Journalism was for a long time considered a man's business. But while this has changed significantly in the last few decades, the sports department, whether in a newspaper, on the radio, or on TV, remains one of the last male bastions, still characterized by a system of hegemonic masculinity. The few quantitative surveys that are available on sports departments show that only about one in ten sports journalists is a woman. If other criteria such as race and ethnicity and sexual orientation are taken into account in addition to gender, then one quickly reaches the perceptual limit: sports departments are still male, White, and heterosexual. This is expressed in the macho culture of sports departments, in male‐coded journalistic routines, and in the treatment of non‐White, homosexual, or intersex athletes.
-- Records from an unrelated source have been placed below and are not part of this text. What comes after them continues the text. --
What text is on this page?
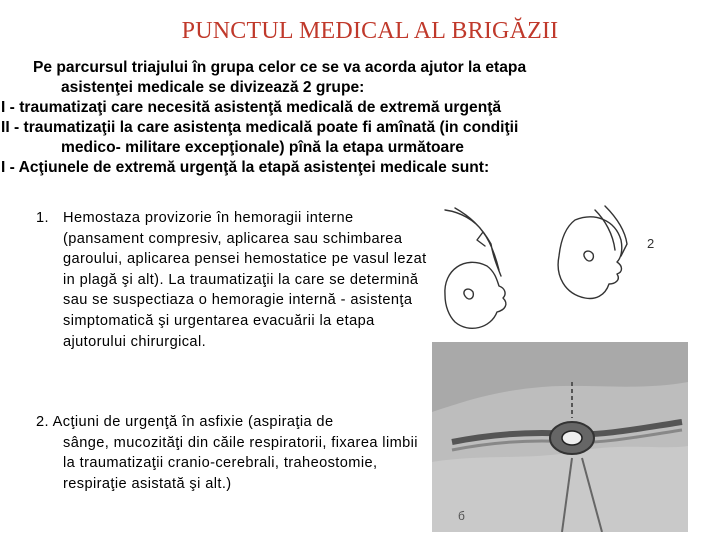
PUNCTUL MEDICAL AL BRIGĂZII
Pe parcursul triajului în grupa celor ce se va acorda ajutor la etapa
asistenţei medicale se divizează 2 grupe:
I - traumatizaţi care necesită asistenţă medicală de extremă urgenţă
II - traumatizaţii la care asistenţa medicală poate fi amînată (in condiţii
medico- militare excepţionale) pînă la etapa următoare
I - Acţiunele de extremă urgenţă la etapă asistenţei medicale sunt:
1. Hemostaza provizorie în hemoragii interne (pansament compresiv, aplicarea sau schimbarea garoului, aplicarea pensei hemostatice pe vasul lezat in plagă şi alt). La traumatizaţii la care se determină sau se suspectiaza o hemoragie internă - asistenţa simptomatică şi urgentarea evacuării la etapa ajutorului chirurgical.
2. Acţiuni de urgenţă în asfixie (aspiraţia de
sânge, mucozităţi din căile respiratorii, fixarea limbii la traumatizaţii cranio-cerebrali, traheostomie, respiraţie asistată şi alt.)
2
б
The few qualitative studies that have been published on intersectionality on sports departments to date paint a complex, contradictory, and ambivalent picture. Male, White, heterosexual journalists lack self‐reflection and an awareness of the unequal treatment of women or people of other races. Citing workplace professionalism, they reject measures to promote equal treatment in the sports department. They also believe that female or Black sports reporters enjoy extra advantages. With regard to reporting about homosexual athletes, sports reporters have a
don't ask don't tell culture
. In this way, male and female sports journalists uphold gender dualism and heteronormativity through a latent homophobia in sports reporting. A change in the entire sports‐media complex is therefore not supported by sports journalism.